Tigers' contract offer to Alex Bregman reveals failure in deferred money strategy

ByEmma Lingan|
Seattle Mariners v Houston Astros
Seattle Mariners v Houston Astros | Tim Warner/GettyImages

The Detroit Tigers officially lost the 2025 Alex Bregman sweepstakes when the free agent slugger agreed to terms on a three-year, $120 million contract with the Boston Red Sox with opt-outs after the 2025 and 2026 seasons.

After the news broke, Evan Petzold of the Detroit Free Press reported that the Tigers had offered Bregman a six-year contract worth $171.5 million (with some deferred money) and an opt-out clause after the 2026 season. Despite the Tigers offering more guaranteed money over a longer period of time, Bregman still chose the Red Sox due to some other key differences between the two offers.

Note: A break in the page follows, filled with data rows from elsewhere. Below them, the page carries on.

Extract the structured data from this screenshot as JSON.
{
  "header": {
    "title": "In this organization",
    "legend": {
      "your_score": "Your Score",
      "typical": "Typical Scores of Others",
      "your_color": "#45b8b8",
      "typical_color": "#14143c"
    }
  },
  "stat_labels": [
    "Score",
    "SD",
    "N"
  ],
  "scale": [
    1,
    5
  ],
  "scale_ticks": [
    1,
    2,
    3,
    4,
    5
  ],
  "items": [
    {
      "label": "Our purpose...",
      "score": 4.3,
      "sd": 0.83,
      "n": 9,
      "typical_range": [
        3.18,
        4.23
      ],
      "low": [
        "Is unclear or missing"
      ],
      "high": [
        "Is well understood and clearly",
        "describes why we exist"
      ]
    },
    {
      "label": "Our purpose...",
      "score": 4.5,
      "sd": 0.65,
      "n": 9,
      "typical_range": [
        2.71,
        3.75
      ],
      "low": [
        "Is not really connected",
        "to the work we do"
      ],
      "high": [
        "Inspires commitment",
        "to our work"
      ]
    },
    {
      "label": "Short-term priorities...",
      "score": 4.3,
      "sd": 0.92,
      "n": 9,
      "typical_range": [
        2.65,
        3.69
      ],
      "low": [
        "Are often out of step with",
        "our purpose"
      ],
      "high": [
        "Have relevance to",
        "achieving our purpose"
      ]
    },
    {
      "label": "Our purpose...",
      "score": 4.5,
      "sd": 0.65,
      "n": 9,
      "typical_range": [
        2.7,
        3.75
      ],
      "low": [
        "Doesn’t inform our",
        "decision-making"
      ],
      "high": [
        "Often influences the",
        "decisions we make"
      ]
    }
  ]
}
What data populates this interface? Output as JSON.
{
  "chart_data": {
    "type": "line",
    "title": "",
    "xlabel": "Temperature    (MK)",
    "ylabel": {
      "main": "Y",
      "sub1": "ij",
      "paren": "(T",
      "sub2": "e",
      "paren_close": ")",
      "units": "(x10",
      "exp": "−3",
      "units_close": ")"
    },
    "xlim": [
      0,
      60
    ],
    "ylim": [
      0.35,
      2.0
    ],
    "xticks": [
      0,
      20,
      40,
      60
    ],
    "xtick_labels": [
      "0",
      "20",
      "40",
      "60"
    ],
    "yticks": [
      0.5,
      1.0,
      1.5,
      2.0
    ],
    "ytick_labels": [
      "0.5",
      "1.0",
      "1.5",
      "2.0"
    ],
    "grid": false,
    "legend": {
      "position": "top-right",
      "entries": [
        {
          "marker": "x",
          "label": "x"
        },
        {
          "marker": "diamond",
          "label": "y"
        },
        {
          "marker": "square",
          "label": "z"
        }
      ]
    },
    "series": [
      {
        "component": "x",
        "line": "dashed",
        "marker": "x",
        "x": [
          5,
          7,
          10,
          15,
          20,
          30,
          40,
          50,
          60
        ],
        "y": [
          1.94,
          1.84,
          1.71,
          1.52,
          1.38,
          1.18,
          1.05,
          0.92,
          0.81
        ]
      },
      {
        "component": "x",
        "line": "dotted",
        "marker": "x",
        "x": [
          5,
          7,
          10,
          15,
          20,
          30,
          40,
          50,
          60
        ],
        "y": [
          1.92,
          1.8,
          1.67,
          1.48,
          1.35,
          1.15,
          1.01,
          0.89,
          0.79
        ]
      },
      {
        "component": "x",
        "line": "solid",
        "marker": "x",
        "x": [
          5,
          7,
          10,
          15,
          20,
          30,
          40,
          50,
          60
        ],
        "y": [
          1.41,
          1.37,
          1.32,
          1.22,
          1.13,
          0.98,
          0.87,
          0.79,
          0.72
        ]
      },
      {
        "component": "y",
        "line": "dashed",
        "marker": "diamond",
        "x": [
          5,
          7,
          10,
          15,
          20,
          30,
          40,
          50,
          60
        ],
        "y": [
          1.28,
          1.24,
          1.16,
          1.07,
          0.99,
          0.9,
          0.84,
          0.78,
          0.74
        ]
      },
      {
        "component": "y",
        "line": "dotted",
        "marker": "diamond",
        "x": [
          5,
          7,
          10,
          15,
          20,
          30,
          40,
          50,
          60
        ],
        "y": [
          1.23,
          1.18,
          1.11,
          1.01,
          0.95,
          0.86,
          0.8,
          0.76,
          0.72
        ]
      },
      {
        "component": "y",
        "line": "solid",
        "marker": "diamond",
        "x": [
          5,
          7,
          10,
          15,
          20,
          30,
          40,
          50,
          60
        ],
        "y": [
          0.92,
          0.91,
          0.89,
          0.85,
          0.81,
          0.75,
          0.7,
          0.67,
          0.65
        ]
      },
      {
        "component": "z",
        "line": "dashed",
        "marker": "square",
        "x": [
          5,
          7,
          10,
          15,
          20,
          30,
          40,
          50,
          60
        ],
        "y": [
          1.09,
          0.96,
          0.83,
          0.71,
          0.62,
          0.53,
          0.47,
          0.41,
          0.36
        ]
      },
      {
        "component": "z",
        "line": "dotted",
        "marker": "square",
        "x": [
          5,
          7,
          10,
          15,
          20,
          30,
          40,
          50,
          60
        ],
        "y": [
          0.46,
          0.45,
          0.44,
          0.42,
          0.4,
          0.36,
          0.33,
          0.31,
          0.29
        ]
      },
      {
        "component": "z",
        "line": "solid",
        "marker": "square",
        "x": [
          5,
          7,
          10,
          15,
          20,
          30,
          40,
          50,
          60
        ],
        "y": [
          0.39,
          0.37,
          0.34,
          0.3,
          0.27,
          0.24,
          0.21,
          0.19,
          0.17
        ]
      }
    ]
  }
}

Tigers' offer to Alex Bregman shows they clearly did not use deferred money strategy correctly

First of all, let's give credit where it's due to the Tigers for actually doing what few thought they would – offering Bregman a six-year, nine-figure contract. It goes against everything this team has done in the Scott Harris era and gave fans comfort in the knowledge that the club is willing to spend for the right pieces in free agency. And if ever there was a right piece for the Tigers, Bregman was it.

The Tigers also deserve some credit for their valiant, if not slightly misguided attempt to deploy the deferred money strategy. Deferrals can allow clubs to spend big on deserving talent without wrecking their financials, as players receive a smaller annual salary while a large portion of their total salary is not paid out until a later date. The biggest benefit for clubs awarding deferred money is, of course, that it helps to keep them from exceeding baseball's Competitive Balance Tax threshold – and therein lies the problem for Detroit.

The Tigers' 2025 payroll currently sits at just over $128.35 million; unless they were offering Bregman a contract worth more than $100 million annually, there was absolutely no reason for them to defer any of the money. (For reference, the $171.5 million contract they offered Bregman carried an annual value of $28.58 million, which puts them nowhere near the first tax penalty threshold.)

Now, Bregman's deal with the Red Sox also contains some deferred money, though it's unknown exactly how much. Regardless, he chose the option that offered a higher annual value at $40 million per season and gave him more flexibility to pursue a megadeal again in less than a year with opt outs after each season. The Tigers' offer, in addition to carrying a lower annual value (even without the deferred money) only contained an opt-out after the 2026 season.

By going with the Red Sox's offer, Bregman gets $40 million this season (a $9.5 million pay raise over what he made last season) and gets to test the free agent market again next offseason. The opt outs in his new contract could create an opportunity for the Tigers to try again next season if they want to; but if they do, hopefully they will deploy the deferred money strategy correctly this time — defer the money if you're in danger of a tax penalty or if you're offering significantly more on an AAV basis than your competitors.